New Delhi: In a significant verdict, the Supreme Court has ruled that a person cannot be subjected to criminal prosecution for violation of foreign exchange law if the adjudicating authority in the Enforcement Directorate had already given him a clean chit.
The ruling was passed by a majority decision of a three-judge bench with one of the dissenting judges taking a contrary view that criminal proceedings can go on irrespective of the clean chit by the adjudicating officer.
The bench passed the ruling upholding the appeal filed by a Kolkota-based businessman Radheshyam Kejriwal challenging the proceedings initiated by the ED under the Foreign Exchange Regulation Act-FERA (now replaced by FEMA).
The trial court and later the Calcutta High Court had dismissed his plea following which he moved the apex court.
The majority view was that it would be an abuse of the process of court if ED is allowed to pursue the criminal case after he has been exonerated in departmental proceedings.
"In the face of the finding by the Enforcement Directorate in adjudication proceeding that there is no contravention of any of the provisions of the Act, it would be unjust and an abuse of the process of the court to permit it
to continue with the criminal prosecution," justices HS Bedi and CK Prasad said.
The third judge of the bench, Justice P Sathasivam, however, differed and said findings of the departmental proceedings is not binding on the court.
"Legislature intended to treat the two proceedings as independent of each other. There is nothing in the present Act to indicate that a finding in adjudication is binding on the court in a prosecution," Justice Sathasivam said adding that the two proceedings are independent.
Kejriwal pleaded he cannot be prosecuted after the adjudication officer of the department came to the conclusion that the allegation made against him of violating FERA rules cannot be sustained.
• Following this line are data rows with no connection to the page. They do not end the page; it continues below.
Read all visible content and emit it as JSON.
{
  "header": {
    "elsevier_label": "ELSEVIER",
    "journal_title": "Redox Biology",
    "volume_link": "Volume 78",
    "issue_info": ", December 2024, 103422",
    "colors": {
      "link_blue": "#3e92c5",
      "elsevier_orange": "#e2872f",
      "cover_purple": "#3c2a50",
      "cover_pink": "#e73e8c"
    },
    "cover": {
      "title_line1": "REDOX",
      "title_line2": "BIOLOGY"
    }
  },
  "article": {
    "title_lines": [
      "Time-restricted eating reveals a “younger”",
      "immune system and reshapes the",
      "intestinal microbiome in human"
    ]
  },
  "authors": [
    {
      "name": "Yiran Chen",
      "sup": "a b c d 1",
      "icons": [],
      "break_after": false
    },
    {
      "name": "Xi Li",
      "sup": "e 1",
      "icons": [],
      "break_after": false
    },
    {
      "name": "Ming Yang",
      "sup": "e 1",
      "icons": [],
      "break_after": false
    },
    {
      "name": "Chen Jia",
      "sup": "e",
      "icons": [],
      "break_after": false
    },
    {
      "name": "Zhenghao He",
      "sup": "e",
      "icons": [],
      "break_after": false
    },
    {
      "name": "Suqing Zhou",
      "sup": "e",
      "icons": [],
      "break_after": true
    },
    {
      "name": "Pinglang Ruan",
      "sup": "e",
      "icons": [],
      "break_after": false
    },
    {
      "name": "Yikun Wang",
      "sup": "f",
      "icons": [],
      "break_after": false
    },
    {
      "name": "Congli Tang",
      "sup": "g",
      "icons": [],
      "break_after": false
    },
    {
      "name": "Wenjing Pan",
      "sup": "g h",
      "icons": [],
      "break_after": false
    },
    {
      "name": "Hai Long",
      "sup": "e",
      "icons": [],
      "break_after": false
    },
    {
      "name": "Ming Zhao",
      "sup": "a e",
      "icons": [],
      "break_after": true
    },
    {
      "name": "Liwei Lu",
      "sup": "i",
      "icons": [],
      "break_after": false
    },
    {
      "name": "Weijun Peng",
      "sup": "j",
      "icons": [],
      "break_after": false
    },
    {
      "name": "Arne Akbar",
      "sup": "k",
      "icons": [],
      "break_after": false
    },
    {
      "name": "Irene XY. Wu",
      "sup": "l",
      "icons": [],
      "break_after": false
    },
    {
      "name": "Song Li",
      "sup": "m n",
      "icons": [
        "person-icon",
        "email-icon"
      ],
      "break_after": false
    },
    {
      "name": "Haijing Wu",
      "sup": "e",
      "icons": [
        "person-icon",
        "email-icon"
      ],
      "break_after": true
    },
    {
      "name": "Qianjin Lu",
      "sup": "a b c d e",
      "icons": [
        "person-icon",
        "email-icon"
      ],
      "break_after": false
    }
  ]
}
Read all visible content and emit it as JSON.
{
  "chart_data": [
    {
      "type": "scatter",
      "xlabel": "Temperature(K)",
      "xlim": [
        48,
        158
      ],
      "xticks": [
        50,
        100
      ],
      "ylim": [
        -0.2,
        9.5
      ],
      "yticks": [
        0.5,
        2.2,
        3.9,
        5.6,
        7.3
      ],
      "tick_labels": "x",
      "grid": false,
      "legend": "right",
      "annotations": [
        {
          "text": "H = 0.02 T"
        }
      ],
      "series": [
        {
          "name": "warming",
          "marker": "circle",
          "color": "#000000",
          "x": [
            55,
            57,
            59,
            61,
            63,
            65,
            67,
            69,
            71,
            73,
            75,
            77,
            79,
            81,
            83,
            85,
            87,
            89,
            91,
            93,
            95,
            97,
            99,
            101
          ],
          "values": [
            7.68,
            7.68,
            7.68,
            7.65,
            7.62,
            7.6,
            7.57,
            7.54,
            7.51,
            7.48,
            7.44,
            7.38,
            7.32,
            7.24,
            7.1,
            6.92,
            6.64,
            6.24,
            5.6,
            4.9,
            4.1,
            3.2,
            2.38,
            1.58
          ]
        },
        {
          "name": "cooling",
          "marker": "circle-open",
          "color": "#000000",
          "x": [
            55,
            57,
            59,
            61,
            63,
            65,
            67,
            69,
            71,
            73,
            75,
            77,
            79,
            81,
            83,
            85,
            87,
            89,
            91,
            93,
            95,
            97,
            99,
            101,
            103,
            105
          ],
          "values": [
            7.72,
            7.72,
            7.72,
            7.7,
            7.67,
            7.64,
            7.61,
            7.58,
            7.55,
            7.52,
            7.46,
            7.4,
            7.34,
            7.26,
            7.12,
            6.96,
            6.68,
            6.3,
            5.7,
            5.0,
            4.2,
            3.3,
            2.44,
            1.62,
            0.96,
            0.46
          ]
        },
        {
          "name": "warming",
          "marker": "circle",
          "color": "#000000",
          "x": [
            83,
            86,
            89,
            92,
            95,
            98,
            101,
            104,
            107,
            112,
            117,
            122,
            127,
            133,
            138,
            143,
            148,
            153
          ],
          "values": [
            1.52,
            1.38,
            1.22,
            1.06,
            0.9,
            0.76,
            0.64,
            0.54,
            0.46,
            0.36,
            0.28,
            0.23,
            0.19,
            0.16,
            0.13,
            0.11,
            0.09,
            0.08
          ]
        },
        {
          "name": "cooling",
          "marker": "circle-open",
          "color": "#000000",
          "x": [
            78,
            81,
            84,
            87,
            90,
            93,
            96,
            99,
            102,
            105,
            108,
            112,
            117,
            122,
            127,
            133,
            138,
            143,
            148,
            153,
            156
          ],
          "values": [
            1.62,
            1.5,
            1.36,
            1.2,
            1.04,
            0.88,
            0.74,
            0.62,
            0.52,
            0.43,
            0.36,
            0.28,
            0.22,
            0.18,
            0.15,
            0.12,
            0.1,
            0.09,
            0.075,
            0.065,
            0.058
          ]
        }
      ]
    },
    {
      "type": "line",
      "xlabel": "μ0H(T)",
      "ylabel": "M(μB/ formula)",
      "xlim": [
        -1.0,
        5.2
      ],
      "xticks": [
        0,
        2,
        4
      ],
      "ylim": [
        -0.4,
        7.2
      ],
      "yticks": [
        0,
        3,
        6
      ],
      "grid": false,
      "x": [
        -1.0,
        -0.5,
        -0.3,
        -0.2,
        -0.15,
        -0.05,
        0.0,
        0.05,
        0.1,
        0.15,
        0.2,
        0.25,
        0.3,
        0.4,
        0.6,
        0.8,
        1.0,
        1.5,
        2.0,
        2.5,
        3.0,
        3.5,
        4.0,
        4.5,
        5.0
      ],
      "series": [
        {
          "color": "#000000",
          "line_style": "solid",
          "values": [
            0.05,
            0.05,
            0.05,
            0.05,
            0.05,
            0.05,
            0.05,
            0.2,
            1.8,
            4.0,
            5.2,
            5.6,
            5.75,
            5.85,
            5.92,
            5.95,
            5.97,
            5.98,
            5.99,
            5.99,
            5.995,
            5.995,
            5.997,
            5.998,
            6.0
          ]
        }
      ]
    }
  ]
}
He said ED on the same allegation, which was the subject matter of adjudication proceedings, filed a complaint against the appellant for prosecution under the Act before the Metropolitan Magistrate.
Granting relief to Kejriwal, the apex court said, "The appeal is allowed, the impugned judgment of the Metropolitan Magistrate and the order affirming the same by the High Court are set aside and his prosecution is quashed."